40. The Committee reminds the Holy See that all forms of violence against children, however light, are unacceptable and that the Convention leaves no room for any level of violence against children. The Committee also reminds the Holy See of its obligation under article 19 of the Convention to take all appropriate measures to protect the child from all forms of physical or mental violence.
50. The Committee welcomes the emphasis placed by the Holy See on the importance for the full and harmonious development of children's personality of growing up in a family environment.
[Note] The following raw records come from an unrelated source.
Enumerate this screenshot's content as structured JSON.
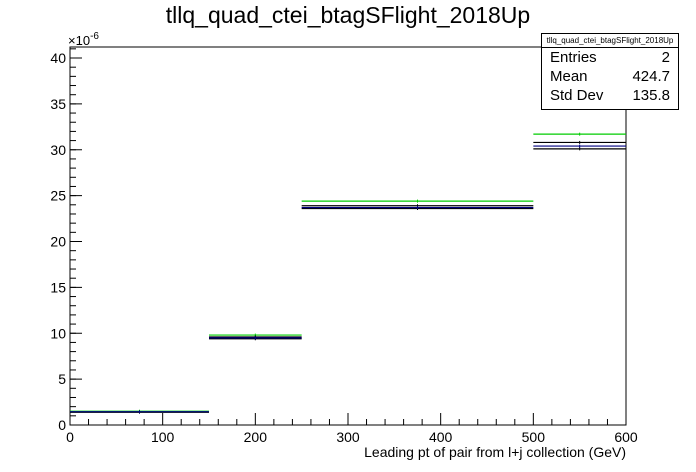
{
  "chart_data": {
    "type": "histogram",
    "title": "tllq_quad_ctei_btagSFlight_2018Up",
    "xlabel": "Leading pt of pair from l+j collection (GeV)",
    "ylabel": "",
    "y_exponent_label": "×10",
    "y_exponent_value": "-6",
    "xlim": [
      0,
      600
    ],
    "ylim": [
      0,
      41.2
    ],
    "x_ticks": [
      0,
      100,
      200,
      300,
      400,
      500,
      600
    ],
    "y_ticks": [
      0,
      5,
      10,
      15,
      20,
      25,
      30,
      35,
      40
    ],
    "bin_edges": [
      0,
      150,
      250,
      500,
      600
    ],
    "series": [
      {
        "color": "#00cc00",
        "values": [
          1.5,
          9.8,
          24.4,
          31.7
        ]
      },
      {
        "color": "#000000",
        "values": [
          1.4,
          9.6,
          23.9,
          30.8
        ]
      },
      {
        "color": "#000000",
        "values": [
          1.4,
          9.4,
          23.6,
          30.1
        ]
      },
      {
        "color": "#000080",
        "values": [
          1.45,
          9.5,
          23.7,
          30.4
        ]
      }
    ],
    "stats": {
      "name": "tllq_quad_ctei_btagSFlight_2018Up",
      "rows": [
        {
          "label": "Entries",
          "value": "2"
        },
        {
          "label": "Mean",
          "value": "424.7"
        },
        {
          "label": "Std Dev",
          "value": "135.8"
        }
      ]
    }
  }
}
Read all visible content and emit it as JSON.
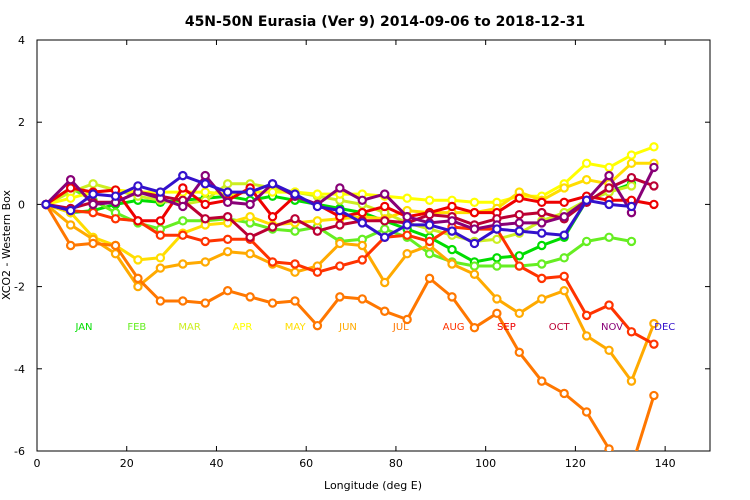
{
  "chart_data": {
    "type": "line",
    "title": "45N-50N Eurasia (Ver 9)   2014-09-06 to 2018-12-31",
    "xlabel": "Longitude (deg E)",
    "ylabel": "XCO2 - Western Box",
    "xlim": [
      0,
      150
    ],
    "ylim": [
      -6,
      4
    ],
    "xticks": [
      0,
      20,
      40,
      60,
      80,
      100,
      120,
      140
    ],
    "yticks": [
      -6,
      -4,
      -2,
      0,
      2,
      4
    ],
    "grid": false,
    "x": [
      2,
      7.5,
      12.5,
      17.5,
      22.5,
      27.5,
      32.5,
      37.5,
      42.5,
      47.5,
      52.5,
      57.5,
      62.5,
      67.5,
      72.5,
      77.5,
      82.5,
      87.5,
      92.5,
      97.5,
      102.5,
      107.5,
      112.5,
      117.5,
      122.5,
      127.5,
      132.5,
      137.5
    ],
    "series": [
      {
        "name": "JAN",
        "color": "#00dd00",
        "values": [
          0,
          -0.2,
          -0.15,
          0,
          0.1,
          0.05,
          0.1,
          0.15,
          0.2,
          0.1,
          0.2,
          0.1,
          0,
          -0.1,
          -0.2,
          -0.4,
          -0.6,
          -0.8,
          -1.1,
          -1.4,
          -1.3,
          -1.25,
          -1.0,
          -0.8,
          0.1,
          0.3,
          0.5,
          null
        ]
      },
      {
        "name": "FEB",
        "color": "#66ee22",
        "values": [
          0,
          0.4,
          0.1,
          -0.2,
          -0.45,
          -0.6,
          -0.4,
          -0.4,
          -0.35,
          -0.45,
          -0.6,
          -0.65,
          -0.55,
          -0.9,
          -0.85,
          -0.6,
          -0.8,
          -1.2,
          -1.4,
          -1.5,
          -1.5,
          -1.5,
          -1.45,
          -1.3,
          -0.9,
          -0.8,
          -0.9,
          null
        ]
      },
      {
        "name": "MAR",
        "color": "#ccee22",
        "values": [
          0,
          0.3,
          0.5,
          0.35,
          0.2,
          0.1,
          0,
          0.1,
          0.5,
          0.5,
          0.4,
          0.3,
          0.2,
          0.1,
          0,
          -0.2,
          -0.45,
          -0.6,
          -0.75,
          -0.9,
          -0.85,
          -0.7,
          -0.4,
          -0.2,
          0.1,
          0.3,
          0.45,
          null
        ]
      },
      {
        "name": "APR",
        "color": "#ffff00",
        "values": [
          0,
          0.15,
          0.3,
          0.35,
          0.3,
          0.3,
          0.3,
          0.3,
          0.25,
          0.3,
          0.3,
          0.3,
          0.25,
          0.25,
          0.25,
          0.2,
          0.15,
          0.1,
          0.1,
          0.05,
          0.05,
          0.2,
          0.2,
          0.5,
          1.0,
          0.9,
          1.2,
          1.4
        ]
      },
      {
        "name": "MAY",
        "color": "#ffdd00",
        "values": [
          0,
          -0.2,
          -0.8,
          -1.0,
          -1.35,
          -1.3,
          -0.7,
          -0.5,
          -0.45,
          -0.3,
          -0.5,
          -0.45,
          -0.4,
          -0.35,
          -0.3,
          -0.35,
          -0.15,
          -0.2,
          -0.2,
          -0.2,
          -0.1,
          0.3,
          0.1,
          0.4,
          0.6,
          0.5,
          1.0,
          1.0
        ]
      },
      {
        "name": "JUN",
        "color": "#ffaa00",
        "values": [
          0,
          -0.5,
          -0.85,
          -1.2,
          -2.0,
          -1.55,
          -1.45,
          -1.4,
          -1.15,
          -1.2,
          -1.45,
          -1.65,
          -1.5,
          -0.95,
          -1.0,
          -1.9,
          -1.2,
          -1.0,
          -1.45,
          -1.7,
          -2.3,
          -2.65,
          -2.3,
          -2.1,
          -3.2,
          -3.55,
          -4.3,
          -2.9
        ]
      },
      {
        "name": "JUL",
        "color": "#ff7700",
        "values": [
          0,
          -1.0,
          -0.95,
          -1.0,
          -1.8,
          -2.35,
          -2.35,
          -2.4,
          -2.1,
          -2.25,
          -2.4,
          -2.35,
          -2.95,
          -2.25,
          -2.3,
          -2.6,
          -2.8,
          -1.8,
          -2.25,
          -3.0,
          -2.65,
          -3.6,
          -4.3,
          -4.6,
          -5.05,
          -5.95,
          -6.4,
          -4.65
        ]
      },
      {
        "name": "AUG",
        "color": "#ff3300",
        "values": [
          0,
          -0.15,
          -0.2,
          -0.35,
          -0.4,
          -0.75,
          -0.75,
          -0.9,
          -0.85,
          -0.85,
          -1.4,
          -1.45,
          -1.65,
          -1.5,
          -1.35,
          -0.8,
          -0.75,
          -0.9,
          -0.55,
          -0.6,
          -0.6,
          -1.5,
          -1.8,
          -1.75,
          -2.7,
          -2.45,
          -3.1,
          -3.4
        ]
      },
      {
        "name": "SEP",
        "color": "#ee0000",
        "values": [
          0,
          0.4,
          0.3,
          0.35,
          -0.4,
          -0.4,
          0.4,
          0,
          0.1,
          0.4,
          -0.3,
          0.2,
          0,
          -0.3,
          -0.2,
          -0.05,
          -0.3,
          -0.2,
          -0.05,
          -0.2,
          -0.2,
          0.15,
          0.05,
          0.05,
          0.2,
          0.1,
          0.1,
          0
        ]
      },
      {
        "name": "OCT",
        "color": "#bb0033",
        "values": [
          0,
          -0.1,
          0.05,
          0.05,
          0.3,
          0.2,
          0.1,
          -0.35,
          -0.3,
          -0.8,
          -0.55,
          -0.35,
          -0.65,
          -0.5,
          -0.4,
          -0.4,
          -0.45,
          -0.25,
          -0.3,
          -0.5,
          -0.35,
          -0.25,
          -0.2,
          -0.35,
          0.05,
          0.4,
          0.65,
          0.45
        ]
      },
      {
        "name": "NOV",
        "color": "#880077",
        "values": [
          0,
          0.6,
          0,
          0.05,
          0.3,
          0.15,
          -0.05,
          0.7,
          0.05,
          0,
          0.5,
          0.2,
          0,
          0.4,
          0.1,
          0.25,
          -0.3,
          -0.45,
          -0.4,
          -0.6,
          -0.5,
          -0.45,
          -0.45,
          -0.3,
          0.1,
          0.7,
          -0.2,
          0.9
        ]
      },
      {
        "name": "DEC",
        "color": "#3311cc",
        "values": [
          0,
          -0.15,
          0.25,
          0.2,
          0.45,
          0.3,
          0.7,
          0.5,
          0.3,
          0.3,
          0.5,
          0.25,
          -0.05,
          -0.15,
          -0.45,
          -0.8,
          -0.5,
          -0.5,
          -0.65,
          -0.95,
          -0.6,
          -0.65,
          -0.7,
          -0.75,
          0.1,
          0,
          -0.05,
          null
        ]
      }
    ]
  }
}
The Committee is however concerned about the situation of adolescents recruited by the Legion of Christ and other Catholic institutions who are progressively separated from their families and isolated from the outside world.
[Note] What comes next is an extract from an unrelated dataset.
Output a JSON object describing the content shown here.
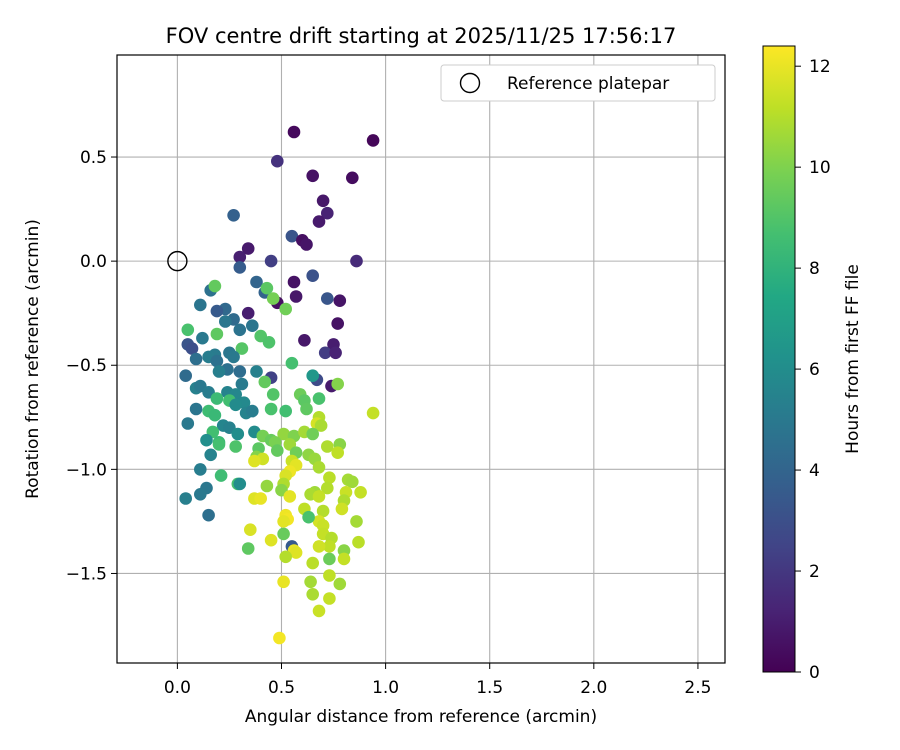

55. The Committee urges the Holy See to review its position on abortion which places obvious risks on the life and health of pregnant girls and to amend Canon 1398 relating to abortion with a view to identifying circumstances under which access to abortion services can be permitted.
Adolescent health / HIV/AIDs
56. The Committee is seriously concerned about the negative consequences of the Holy See's position and practices of denying adolescents' access to contraception, as well as to sexual and reproductive health and information.
G. Special protection measures (arts. 22, 30, 32-33, 35-36, 37 (b)-(d), 38, 39 and 40 of the Convention)
Sale, trafficking and abduction
58. The Committee is deeply concerned that thousands of babies have been forcibly withdrawn from their mothers by members of Catholic congregations in a number of countries and subsequently placed in orphanages or given to adoptive parents abroad, as was the case notably in Spain and in the Magdalene laundries in Ireland.
H. Ratification of international human rights instruments
62. The Committee recommends that the Holy See, in order to further strengthen the fulfilment of children's rights, ratify the core human rights instruments to which it is not yet a party ….
I. Follow-up and dissemination
63. The Committee recommends that the Holy See take all appropriate measures to ensure that the present recommendations are fully implemented by, inter alia, transmitting them to the Pope, the Curia, the Congregation for the Doctrine of the Faith, the Congregation for Catholic Education, the Catholic Health Care Institutions, the Pontifical Council for the Family as well as episcopal conferences of bishops, individuals and institutions functioning under the authority of the Holy See for appropriate consideration and further action.
J. Next report
66. The Committee invites the State party to submit its combined third to sixth periodic report by 1 September 2017 and to include in it information on the implementation of the present concluding observations. The Committee draws attention to its harmonized treaty-specific reporting guidelines adopted on 1 October 2010 (CRC/C/58/Rev.2 and Corr. 1) and reminds the State party that future reports should be in compliance with the guidelines and not exceed 60 pages. The Committee urges the State party to submit its report in accordance with the guidelines.